STEP CRA Roundtable June 2012
QUESTION 9
On death, where property is transferred to a spouse or a spousal trust, it is possible to elect for the transfer to occur at fair market value rather than tax cost. CRA has taken the position that the election under subsection 70(6.2) of the Act is to be made on a property-by-property basis in respect of "a property". In certain circumstances, this may cause complications in the tax planning which might be carried out for the deceased, since it may be desirable to create a particular amount of capital gain at death. For example, suppose that the deceased owned a Canadian controlled-private corporation which would qualify as a small business corporation, but he or she held only one share of that corporation. Another example might be holding an interest in a partnership which is not denominated in units, such that the deceased held only one property, being the partnership interest.
In these circumstances, CRA has previously taken the position that an election cannot be made on a fraction of a property.
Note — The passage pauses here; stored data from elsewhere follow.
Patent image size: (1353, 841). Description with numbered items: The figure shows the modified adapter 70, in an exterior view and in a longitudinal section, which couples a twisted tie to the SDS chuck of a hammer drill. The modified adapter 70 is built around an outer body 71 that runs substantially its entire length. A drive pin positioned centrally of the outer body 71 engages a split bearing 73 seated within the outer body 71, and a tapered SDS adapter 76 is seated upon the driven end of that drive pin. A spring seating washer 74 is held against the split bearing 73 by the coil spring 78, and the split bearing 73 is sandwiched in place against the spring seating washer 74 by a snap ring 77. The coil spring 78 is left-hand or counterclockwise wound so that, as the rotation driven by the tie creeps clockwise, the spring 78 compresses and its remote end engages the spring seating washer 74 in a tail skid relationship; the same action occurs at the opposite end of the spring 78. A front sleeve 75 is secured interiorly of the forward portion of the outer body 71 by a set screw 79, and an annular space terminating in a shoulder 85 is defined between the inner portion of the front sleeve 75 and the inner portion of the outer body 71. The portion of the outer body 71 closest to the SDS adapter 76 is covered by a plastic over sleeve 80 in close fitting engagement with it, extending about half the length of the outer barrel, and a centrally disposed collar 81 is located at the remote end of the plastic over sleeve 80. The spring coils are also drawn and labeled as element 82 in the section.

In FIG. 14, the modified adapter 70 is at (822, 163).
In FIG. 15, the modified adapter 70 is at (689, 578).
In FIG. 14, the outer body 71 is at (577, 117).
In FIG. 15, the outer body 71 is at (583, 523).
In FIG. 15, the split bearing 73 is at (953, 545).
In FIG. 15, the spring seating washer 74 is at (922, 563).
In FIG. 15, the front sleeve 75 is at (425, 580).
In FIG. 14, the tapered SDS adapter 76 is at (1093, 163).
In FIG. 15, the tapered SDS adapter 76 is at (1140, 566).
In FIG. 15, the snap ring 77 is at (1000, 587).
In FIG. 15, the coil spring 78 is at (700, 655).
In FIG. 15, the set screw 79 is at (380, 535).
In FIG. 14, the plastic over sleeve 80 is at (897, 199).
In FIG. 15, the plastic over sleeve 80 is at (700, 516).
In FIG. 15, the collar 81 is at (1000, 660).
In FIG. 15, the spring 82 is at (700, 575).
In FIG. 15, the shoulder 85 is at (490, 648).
Thus if the shareholder holds one share of the corporation, the election must be made in respect of that one share, and cannot be made in respect of a fraction of a share. Nevertheless, it is common today for fractional shares to be the subject of transactions and such fractional shares are recognized by corporate law. There appears to be no reason why a fraction of the partnership interest cannot be transferred if the partnership interest itself can be transferred.
Could the CRA provide an update on its view concerning this matter?
RESPONSE
Subsection 70(5) of the Act deems a taxpayer to dispose of each of his capital properties immediately before death for proceeds equal to the property's fair market value. Any person who as a consequence of the taxpayer's death acquires the property is deemed to have acquired the property at a cost equal to its fair market value.
Where certain conditions are met, subsection 70(6) provides a rollover to the taxpayer's spouse who was resident in Canada immediately before the taxpayer's death or to a spousal trust created by the taxpayer's will. Where subsection 70(6) applies the taxpayer is generally deemed to dispose of his non-depreciable property immediately before death for proceeds equal to the adjusted cost base of the property and to dispose of depreciable property for the lesser of the capital cost and the cost amount to the taxpayer of the property immediately before death.
Where a subsection 70(6.2) election is filed by the deceased taxpayer's legal representative in respect of a particular property, subsection 70(6) will not apply to that property and subsection 70(5) will apply. An election is typically filed where the deceased taxpayer has unused capital losses or a capital gains exemption. Subsection 70(6.2) specifically refers to "any property of the deceased taxpayer".
We have opined in the past that each share of the capital stock of a corporation is a separate property. Accordingly, the 70(6.2) election may be made with respect to a partial shareholding of a corporation. For example, where a shareholder owns 1,000 shares of ACo, the election under subsection 70(6.2) may be made in respect of some of the shares, and subsection 70(6) will apply to the remainder of the shares.
Where, however a single share was held by the deceased taxpayer prior to death, it is the CRA's position that the single share represents a property of the deceased taxpayer and as such the legal representative cannot elect in respect of a fraction of that single share so as to apply subsection 70(5) to an arbitrary portion of that share and subsection 70(6) to the balance of the share. We acknowledge that the definition of a share in subsection 248(1) includes a fraction of a share; however, in our view, this has no relevance in interpreting subsection 70(6.2). The legal representative cannot fractionalize a whole share after a taxpayer's death to enable the deceased's representative to utilize the subsection 70(6.2) election.
As far as recognizing a fraction of a partnership interest, we continue to hold the view that an election under subsection 70(6.2) must be filed in respect of the deceased taxpayer's total interest in a partnership, as the partnership interest constitutes a single property of the taxpayer. There is no provision which allows the legal representative to file an election in respect of only a portion of that interest.